A CRT usually provides for distribution of a percentage of the trust principal, at least annually, to a person, usually the grantor, for his or her lifetime. The CRT can provide that when the grantor dies, the grantor’s spouse shall become the CRT annuitant for his or her lifetime. When this period ends, the charity receives the remaining CRT assets (the “remainder interest”).

Creating a CRT provides several income tax benefits. For example, the grantor can deduct the remainder interest’s value (the interest passing to the charity) as determined at the CRT’s inception by consulting IRS tables.

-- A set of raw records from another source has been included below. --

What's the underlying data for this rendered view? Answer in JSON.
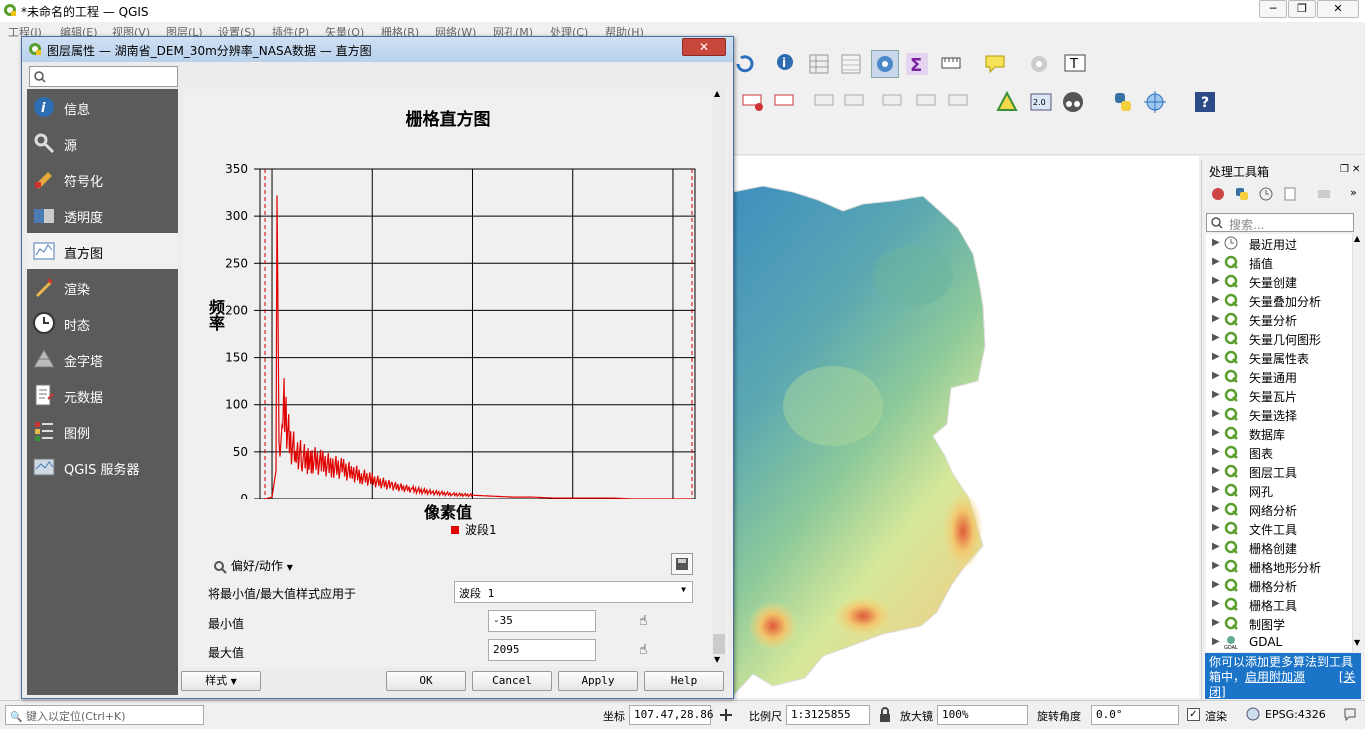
{
  "app": {
    "title": "*未命名的工程 — QGIS"
  },
  "menu": [
    "工程(J)",
    "编辑(E)",
    "视图(V)",
    "图层(L)",
    "设置(S)",
    "插件(P)",
    "矢量(O)",
    "栅格(R)",
    "网络(W)",
    "网孔(M)",
    "处理(C)",
    "帮助(H)"
  ],
  "dialog": {
    "title": "图层属性 — 湖南省_DEM_30m分辨率_NASA数据 — 直方图",
    "close_label": "✕",
    "nav": [
      {
        "label": "信息",
        "icon": "info-icon"
      },
      {
        "label": "源",
        "icon": "source-icon"
      },
      {
        "label": "符号化",
        "icon": "symbology-icon"
      },
      {
        "label": "透明度",
        "icon": "transparency-icon"
      },
      {
        "label": "直方图",
        "icon": "histogram-icon"
      },
      {
        "label": "渲染",
        "icon": "rendering-icon"
      },
      {
        "label": "时态",
        "icon": "temporal-icon"
      },
      {
        "label": "金字塔",
        "icon": "pyramids-icon"
      },
      {
        "label": "元数据",
        "icon": "metadata-icon"
      },
      {
        "label": "图例",
        "icon": "legend-icon"
      },
      {
        "label": "QGIS 服务器",
        "icon": "server-icon"
      }
    ],
    "active_nav": "直方图",
    "prefs_label": "偏好/动作",
    "apply_minmax_label": "将最小值/最大值样式应用于",
    "band_value": "波段 1",
    "min_label": "最小值",
    "min_value": "-35",
    "max_label": "最大值",
    "max_value": "2095",
    "style_label": "样式",
    "ok_label": "OK",
    "cancel_label": "Cancel",
    "apply_label": "Apply",
    "help_label": "Help"
  },
  "chart_data": {
    "type": "line",
    "title": "栅格直方图",
    "xlabel": "像素值",
    "ylabel": "频率",
    "xlim": [
      -60,
      2110
    ],
    "ylim": [
      0,
      350
    ],
    "xticks": [
      0,
      500,
      1000,
      1500,
      2000
    ],
    "yticks": [
      0,
      50,
      100,
      150,
      200,
      250,
      300,
      350
    ],
    "grid": true,
    "legend_position": "bottom",
    "min_marker": -35,
    "max_marker": 2095,
    "series": [
      {
        "name": "波段1",
        "color": "#e00000",
        "x": [
          -35,
          0,
          20,
          25,
          30,
          35,
          40,
          50,
          60,
          70,
          80,
          90,
          100,
          120,
          150,
          180,
          200,
          250,
          300,
          350,
          400,
          450,
          500,
          600,
          700,
          800,
          900,
          1000,
          1100,
          1200,
          1300,
          1400,
          1500,
          1600,
          1700,
          1800,
          1900,
          2000,
          2095
        ],
        "y": [
          0,
          2,
          30,
          322,
          200,
          60,
          45,
          80,
          95,
          88,
          70,
          60,
          55,
          50,
          45,
          40,
          42,
          38,
          35,
          32,
          28,
          24,
          20,
          14,
          10,
          7,
          5,
          4,
          3,
          2,
          2,
          1,
          1,
          1,
          1,
          0,
          0,
          0,
          0
        ]
      }
    ]
  },
  "toolbox": {
    "title": "处理工具箱",
    "search_placeholder": "搜索...",
    "items": [
      "最近用过",
      "插值",
      "矢量创建",
      "矢量叠加分析",
      "矢量分析",
      "矢量几何图形",
      "矢量属性表",
      "矢量通用",
      "矢量瓦片",
      "矢量选择",
      "数据库",
      "图表",
      "图层工具",
      "网孔",
      "网络分析",
      "文件工具",
      "栅格创建",
      "栅格地形分析",
      "栅格分析",
      "栅格工具",
      "制图学",
      "GDAL"
    ],
    "info_text": "你可以添加更多算法到工具箱中，",
    "info_link": "启用附加源",
    "info_close": "[关闭]"
  },
  "statusbar": {
    "locate_placeholder": "键入以定位(Ctrl+K)",
    "coord_label": "坐标",
    "coord_value": "107.47,28.86",
    "scale_label": "比例尺",
    "scale_value": "1:3125855",
    "magnifier_label": "放大镜",
    "magnifier_value": "100%",
    "rotation_label": "旋转角度",
    "rotation_value": "0.0°",
    "render_label": "渲染",
    "crs_label": "EPSG:4326"
  }
}
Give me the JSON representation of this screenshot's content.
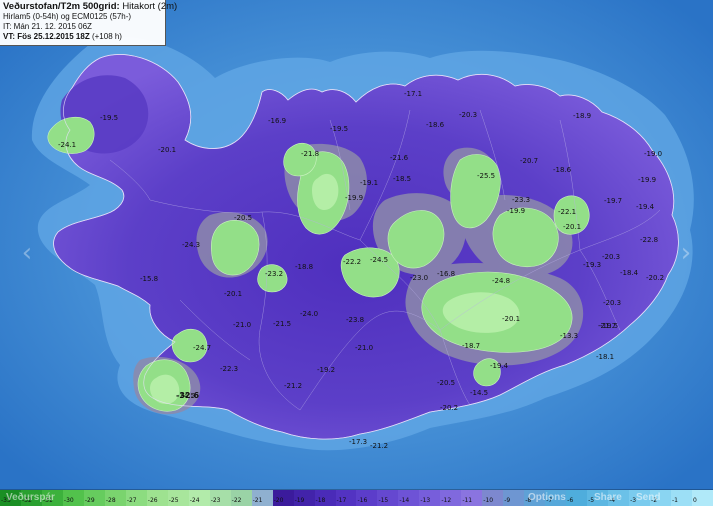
{
  "info": {
    "title_main": "Veðurstofan/T2m 500grid:",
    "title_sub": "Hitakort (2m)",
    "models": "Hirlam5 (0-54h) og ECM0125 (57h-)",
    "issued": "IT: Mán 21. 12. 2015 06Z",
    "valid_label": "VT: Fös 25.12.2015 18Z",
    "valid_offset": "(+108 h)"
  },
  "nav": {
    "prev_icon": "chevron-left-icon",
    "next_icon": "chevron-right-icon"
  },
  "colors": {
    "sea_deep": "#2f7fd0",
    "sea_shelf": "#4f97db",
    "land_dark_purple": "#5b3fc6",
    "land_purple": "#6a4fd3",
    "land_violet": "#8a6fe0",
    "gray_band": "#8f8ca8",
    "cold_green": "#8fe08a",
    "coldest_green": "#b6f2a8"
  },
  "temperature_labels": [
    "-17.1",
    "-19.5",
    "-18.6",
    "-20.3",
    "-18.9",
    "-16.9",
    "-19.5",
    "-24.1",
    "-20.1",
    "-21.6",
    "-21.8",
    "-19.0",
    "-20.7",
    "-18.5",
    "-19.1",
    "-19.9",
    "-25.5",
    "-18.6",
    "-19.7",
    "-19.9",
    "-20.5",
    "-23.3",
    "-24.3",
    "-22.1",
    "-23.2",
    "-18.8",
    "-24.0",
    "-22.2",
    "-20.1",
    "-24.5",
    "-23.0",
    "-23.8",
    "-16.8",
    "-24.8",
    "-19.3",
    "-18.4",
    "-21.0",
    "-21.5",
    "-20.3",
    "-21.7",
    "-19.2",
    "-24.7",
    "-22.3",
    "-21.0",
    "-21.2",
    "-20.5",
    "-14.5",
    "-19.4",
    "-24.5",
    "-19.5",
    "-19.9",
    "-15.8",
    "-22.8",
    "-21.2",
    "-18.7",
    "-20.1",
    "-20.2",
    "-20.3",
    "-13.3",
    "-32.6",
    "-20.2",
    "-17.3",
    "-18.1",
    "-19.4",
    "-20.1"
  ],
  "legend": {
    "values": [
      "-33",
      "-32",
      "-31",
      "-30",
      "-29",
      "-28",
      "-27",
      "-26",
      "-25",
      "-24",
      "-23",
      "-22",
      "-21",
      "-20",
      "-19",
      "-18",
      "-17",
      "-16",
      "-15",
      "-14",
      "-13",
      "-12",
      "-11",
      "-10",
      "-9",
      "-8",
      "-7",
      "-6",
      "-5",
      "-4",
      "-3",
      "-2",
      "-1",
      "0"
    ],
    "colors": [
      "#1a8f24",
      "#2aa030",
      "#3cb13c",
      "#52c24c",
      "#66cc5e",
      "#7ad46e",
      "#8cdc80",
      "#9ee290",
      "#a8e69c",
      "#b2ebaa",
      "#a6dfa8",
      "#9ad3a6",
      "#8fb0d0",
      "#3b1b9c",
      "#4223aa",
      "#4a2bb8",
      "#5333c2",
      "#5c3dca",
      "#6548d0",
      "#6e53d6",
      "#775edb",
      "#8069de",
      "#8a74e0",
      "#7d88cf",
      "#6e96d2",
      "#5fa1d6",
      "#56a8da",
      "#4faddc",
      "#5db7e2",
      "#6bc1e8",
      "#7acbee",
      "#8ad5f2",
      "#9cdff6",
      "#b0e9f9"
    ],
    "overlay_left": "Veðurspár",
    "overlay_mid": "Options",
    "overlay_right_1": "Share",
    "overlay_right_2": "Send"
  }
}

An additional benefit is that the CRT is exempt from all income tax. So a grantor owning assets subject to a large capital gain can transfer these assets to the trust, and it can sell them without the grantor or the trust having to pay any tax on the gain. Or a grantor holding highly appreciated assets that aren’t producing much income can contribute them to the CRT and create an income stream and owe tax only as annuity payments are received. It sells them and reinvests the proceeds to service the annuity.

A nondebtor-spouse-created CRT protects assets from a debtor spouse’s creditors. A creditor can’t attach the principal because of the charitable interest. And a debtor spouse’s creditors can’t attach the nondebtor spouse’s annuity payments. If the nondebtor spouse dies first – and the CRT provides that the debtor spouse becomes the annuitant – the debtor spouse’s creditors could attach the annuity when distributed to him or her.